As per above, it is a difficult question. However, even if we found a good solution, the issue has become so politicised that carrying out any plan without massive disruption by interest groups is unavoidable.
Climate change is only negative insofar as it causes negative change in human welfare.
Human welfare in this framework is a function of natural environment (which includes climate) and all improvements added to this environment by human effort (e.g. roads, houses, electricity network etc.), which I will refer to as “capital”.
If the climate of an area changes to one that is better suited for human welfare (e.g. allows better crop yields, lessens the need of energy consumption for heating or cooling etc.), climate change has a positive effect.
As capital needs to be replaced over a time period (e.g., infrastructure has to be repaired and maintained, which can be measured in a ratio of cost of maintenance/cost of production, lets call this “replacement rate”), climate change will have a negative effect on human welfare if the change causes the replacement rate to increase (e.g., if expenses on air conditioning rise faster due to climate change then they drop on insulation from cold).
For advanced civilizations climate change is inevitable.
One cannot drain energy from a system without affecting it.
Hence, the higher we are on the Kardashev scale the larger the impact of our energy consumption on our environment.

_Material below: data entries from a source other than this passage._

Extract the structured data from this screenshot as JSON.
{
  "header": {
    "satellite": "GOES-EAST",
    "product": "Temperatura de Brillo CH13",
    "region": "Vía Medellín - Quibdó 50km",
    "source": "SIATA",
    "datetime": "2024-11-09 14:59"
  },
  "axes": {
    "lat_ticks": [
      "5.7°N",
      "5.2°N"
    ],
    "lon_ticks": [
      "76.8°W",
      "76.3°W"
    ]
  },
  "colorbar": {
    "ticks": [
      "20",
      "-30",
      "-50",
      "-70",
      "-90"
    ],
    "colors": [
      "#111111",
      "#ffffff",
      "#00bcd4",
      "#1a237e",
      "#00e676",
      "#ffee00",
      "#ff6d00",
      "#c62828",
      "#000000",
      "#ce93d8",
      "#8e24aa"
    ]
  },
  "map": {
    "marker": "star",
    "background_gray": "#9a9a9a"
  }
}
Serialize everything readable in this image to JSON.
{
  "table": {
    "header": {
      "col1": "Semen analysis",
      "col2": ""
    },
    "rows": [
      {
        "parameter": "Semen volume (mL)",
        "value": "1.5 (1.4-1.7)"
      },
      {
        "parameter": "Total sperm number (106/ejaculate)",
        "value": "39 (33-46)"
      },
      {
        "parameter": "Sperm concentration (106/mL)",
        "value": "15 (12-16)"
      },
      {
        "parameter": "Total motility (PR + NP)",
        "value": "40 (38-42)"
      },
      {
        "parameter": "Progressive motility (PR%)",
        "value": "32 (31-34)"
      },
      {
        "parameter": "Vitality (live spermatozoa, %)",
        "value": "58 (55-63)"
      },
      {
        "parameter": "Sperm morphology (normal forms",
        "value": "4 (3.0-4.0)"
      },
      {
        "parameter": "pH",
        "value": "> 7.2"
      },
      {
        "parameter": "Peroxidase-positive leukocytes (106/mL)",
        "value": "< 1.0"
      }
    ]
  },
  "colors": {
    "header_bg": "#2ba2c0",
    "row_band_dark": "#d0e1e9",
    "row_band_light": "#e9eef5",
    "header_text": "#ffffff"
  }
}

Even if we change to other energy sources, the environment will still be affected. I do not see serious research into this. Even worse, it seems most people have the illusion that other energy sources might have zero effect on the environment. Large dams already show otherwise for hydroelectric, but it is not so clear on other sources.
As a thought experiment: imagine we are living in a world where the ratio of fossil fuel and wind energy usage is exactly the opposite. As CO2 emission is 1-2% of our world’s, we would not be able to find negative effect from this on climate. To me it is plausible that that is the same case with other sources of energy.
We are bad at figuring out what climate will do in the future and what how consumption affects it.
I am not very familiar with contemporary publications on this, but I am quite sceptical about our ability to make accurate predictions, especially as it is the local climate that mostly affects human welfare, global average temperature is a very weak estimation for this.
In case of human consumption, all supply chain through the whole product lifecycle must be mapped if we desire an accurate top-down solution. I do not see this in the proposed solutions. I have the impression they are only dealing with CO2 production during operation, ignoring production and decomission and all other negative externalities.
The climate change issue is a discussion of an externality problem with weak understanding of causal effects and very large number of participants.
There is a classic economics example:
Two firms located on a river. Upstream firm pollutes the river, reducing output for the downstream firm.
To modify this to climate change: replace the river with an ocean, increase the number of actors to 8 billion, allowing them to create non-fixed sets (e.g., companies, towns, families), have them all affect each other in a very small way, which if summed up changes the pollutedness in a specific direction but which still increase production is some beaches of the ocean, but we do not know to what extent exactly. (and here we haven’t even elaborated on different jurisdictions).
As per above, it is a difficult question. However, even if we found a good solution, the issue has become so politicised that carrying out any plan without massive disruption by interest groups is unavoidable.